From 1957 to 1961, Gbedemah served as President of the World Federalist Movement, an international non-governmental organization promoting federal world government. He was one of the signatories of the agreement to convene a convention for drafting a world constitution. As a result, for the first time in human history, a World Constituent Assembly convened to draft and adopt the Constitution for the Federation of Earth.

== Howard Johnson's restaurant incident ==
In the United States, Gbedemah is most widely known from an incident on 10 October 1957 when U.S. President Dwight D. Eisenhower apologized to him after he was refused service in a Howard Johnson's restaurant in Dover, Delaware. Gbedemah told the staff: "The people here are of a lower social status than I am, but they can drink here and we can't.

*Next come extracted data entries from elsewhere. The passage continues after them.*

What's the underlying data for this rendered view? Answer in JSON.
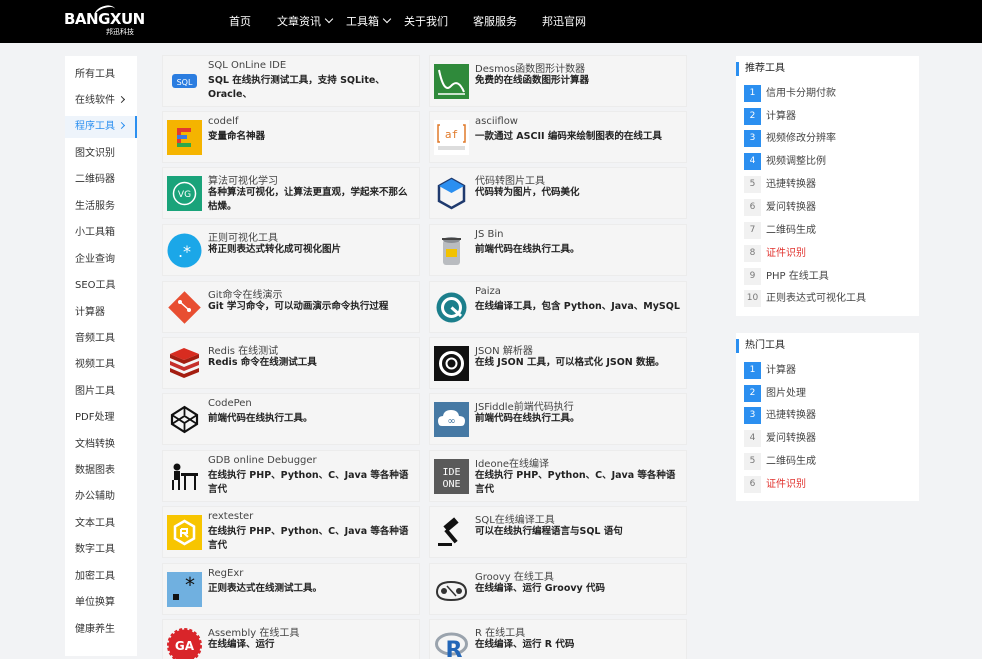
{
  "header": {
    "logo_text": "BANGXUN",
    "logo_subtitle": "邦迅科技",
    "nav": [
      {
        "label": "首页"
      },
      {
        "label": "文章资讯"
      },
      {
        "label": "工具箱"
      },
      {
        "label": "关于我们"
      },
      {
        "label": "客服服务"
      },
      {
        "label": "邦迅官网"
      }
    ]
  },
  "sidebar": {
    "items": [
      {
        "label": "所有工具"
      },
      {
        "label": "在线软件"
      },
      {
        "label": "程序工具"
      },
      {
        "label": "图文识别"
      },
      {
        "label": "二维码器"
      },
      {
        "label": "生活服务"
      },
      {
        "label": "小工具箱"
      },
      {
        "label": "企业查询"
      },
      {
        "label": "SEO工具"
      },
      {
        "label": "计算器"
      },
      {
        "label": "音频工具"
      },
      {
        "label": "视频工具"
      },
      {
        "label": "图片工具"
      },
      {
        "label": "PDF处理"
      },
      {
        "label": "文档转换"
      },
      {
        "label": "数据图表"
      },
      {
        "label": "办公辅助"
      },
      {
        "label": "文本工具"
      },
      {
        "label": "数字工具"
      },
      {
        "label": "加密工具"
      },
      {
        "label": "单位换算"
      },
      {
        "label": "健康养生"
      }
    ]
  },
  "tools": {
    "left": [
      {
        "title": "SQL OnLine IDE",
        "desc": "SQL 在线执行测试工具，支持 SQLite、Oracle、",
        "icon": "sql-icon",
        "icon_text": "SQL"
      },
      {
        "title": "codelf",
        "desc": "变量命名神器",
        "icon": "codelf-icon",
        "icon_text": ""
      },
      {
        "title": "算法可视化学习",
        "desc": "各种算法可视化，让算法更直观，学起来不那么枯燥。",
        "icon": "vg-icon",
        "icon_text": "VG"
      },
      {
        "title": "正则可视化工具",
        "desc": "将正则表达式转化成可视化图片",
        "icon": "regex-visual-icon",
        "icon_text": ".*"
      },
      {
        "title": "Git命令在线演示",
        "desc": "Git 学习命令，可以动画演示命令执行过程",
        "icon": "git-icon",
        "icon_text": ""
      },
      {
        "title": "Redis 在线测试",
        "desc": "Redis 命令在线测试工具",
        "icon": "redis-icon",
        "icon_text": ""
      },
      {
        "title": "CodePen",
        "desc": "前端代码在线执行工具。",
        "icon": "codepen-icon",
        "icon_text": ""
      },
      {
        "title": "GDB online Debugger",
        "desc": "在线执行 PHP、Python、C、Java 等各种语言代",
        "icon": "gdb-icon",
        "icon_text": ""
      },
      {
        "title": "rextester",
        "desc": "在线执行 PHP、Python、C、Java 等各种语言代",
        "icon": "rextester-icon",
        "icon_text": ""
      },
      {
        "title": "RegExr",
        "desc": "正则表达式在线测试工具。",
        "icon": "regexr-icon",
        "icon_text": "*"
      },
      {
        "title": "Assembly 在线工具",
        "desc": "在线编译、运行",
        "icon": "assembly-icon",
        "icon_text": "GA"
      }
    ],
    "right": [
      {
        "title": "Desmos函数图形计数器",
        "desc": "免费的在线函数图形计算器",
        "icon": "desmos-icon",
        "icon_text": ""
      },
      {
        "title": "asciiflow",
        "desc": "一款通过 ASCII 编码来绘制图表的在线工具",
        "icon": "asciiflow-icon",
        "icon_text": "af"
      },
      {
        "title": "代码转图片工具",
        "desc": "代码转为图片，代码美化",
        "icon": "code-image-icon",
        "icon_text": ""
      },
      {
        "title": "JS Bin",
        "desc": "前端代码在线执行工具。",
        "icon": "jsbin-icon",
        "icon_text": ""
      },
      {
        "title": "Paiza",
        "desc": "在线编译工具，包含 Python、Java、MySQL",
        "icon": "paiza-icon",
        "icon_text": ""
      },
      {
        "title": "JSON 解析器",
        "desc": "在线 JSON 工具，可以格式化 JSON 数据。",
        "icon": "json-icon",
        "icon_text": ""
      },
      {
        "title": "JSFiddle前端代码执行",
        "desc": "前端代码在线执行工具。",
        "icon": "jsfiddle-icon",
        "icon_text": "∞"
      },
      {
        "title": "Ideone在线编译",
        "desc": "在线执行 PHP、Python、C、Java 等各种语言代",
        "icon": "ideone-icon",
        "icon_text": "IDE ONE"
      },
      {
        "title": "SQL在线编译工具",
        "desc": "可以在线执行编程语言与SQL 语句",
        "icon": "sql-compiler-icon",
        "icon_text": ""
      },
      {
        "title": "Groovy 在线工具",
        "desc": "在线编译、运行 Groovy 代码",
        "icon": "groovy-icon",
        "icon_text": ""
      },
      {
        "title": "R 在线工具",
        "desc": "在线编译、运行 R 代码",
        "icon": "r-icon",
        "icon_text": "R"
      }
    ]
  },
  "recommended": {
    "title": "推荐工具",
    "items": [
      {
        "num": "1",
        "label": "信用卡分期付款"
      },
      {
        "num": "2",
        "label": "计算器"
      },
      {
        "num": "3",
        "label": "视频修改分辨率"
      },
      {
        "num": "4",
        "label": "视频调整比例"
      },
      {
        "num": "5",
        "label": "迅捷转换器"
      },
      {
        "num": "6",
        "label": "爱问转换器"
      },
      {
        "num": "7",
        "label": "二维码生成"
      },
      {
        "num": "8",
        "label": "证件识别"
      },
      {
        "num": "9",
        "label": "PHP 在线工具"
      },
      {
        "num": "10",
        "label": "正则表达式可视化工具"
      }
    ]
  },
  "hot": {
    "title": "热门工具",
    "items": [
      {
        "num": "1",
        "label": "计算器"
      },
      {
        "num": "2",
        "label": "图片处理"
      },
      {
        "num": "3",
        "label": "迅捷转换器"
      },
      {
        "num": "4",
        "label": "爱问转换器"
      },
      {
        "num": "5",
        "label": "二维码生成"
      },
      {
        "num": "6",
        "label": "证件识别"
      }
    ]
  },
  "colors": {
    "accent": "#2b8ff0",
    "highlight_red": "#e0322e",
    "header_bg": "#000000"
  }
}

You can keep the orange juice and the change, but this is not the last you have heard of this." The incident resulted in Gbedemah being invited to breakfast at the White House.

== Positions ==
For ministerial positions, see succession box.
- Leader, People's Movement for Freedom and Justice (1991 - ?)
- Founder and leader, National Alliance of Liberals (1969)
- Member, Legislative Assembly, Ghana (1951 - ?)
- Manager and editor, Accra Evening News (1949 - ?)
- Vice chairman, Convention People's Party (1949 - ?)

Political offices
| Preceded by ? | Minister for Health and Labour (Gold Coast) 1951 | Succeeded by ? |
| Preceded by ? | Minister for Commerce and Industry (Gold Coast) 1952 – 54 | Succeeded by ? |
| Preceded by ? | Minister for Finance (Gold Coast then Ghana since 1957) 1954 – 61 | Succeeded by Ferdinand Koblavi Dra Goka |
| Preceded by ? | Minister for Health 1961 | Succeeded by ? |
Party political offices
| New title | Founder and Leader National Alliance of Liberals 1969 | Succeeded by ? |

== Works ==
- Gbedemah, K. A. It will not be "work and happiness for all"; an open letter being also an appeal to Dr. Kwame Nkrumah and comment on and criticism of the proposed new 7-year Ghana development plan. [n.p.], 1962. [32p].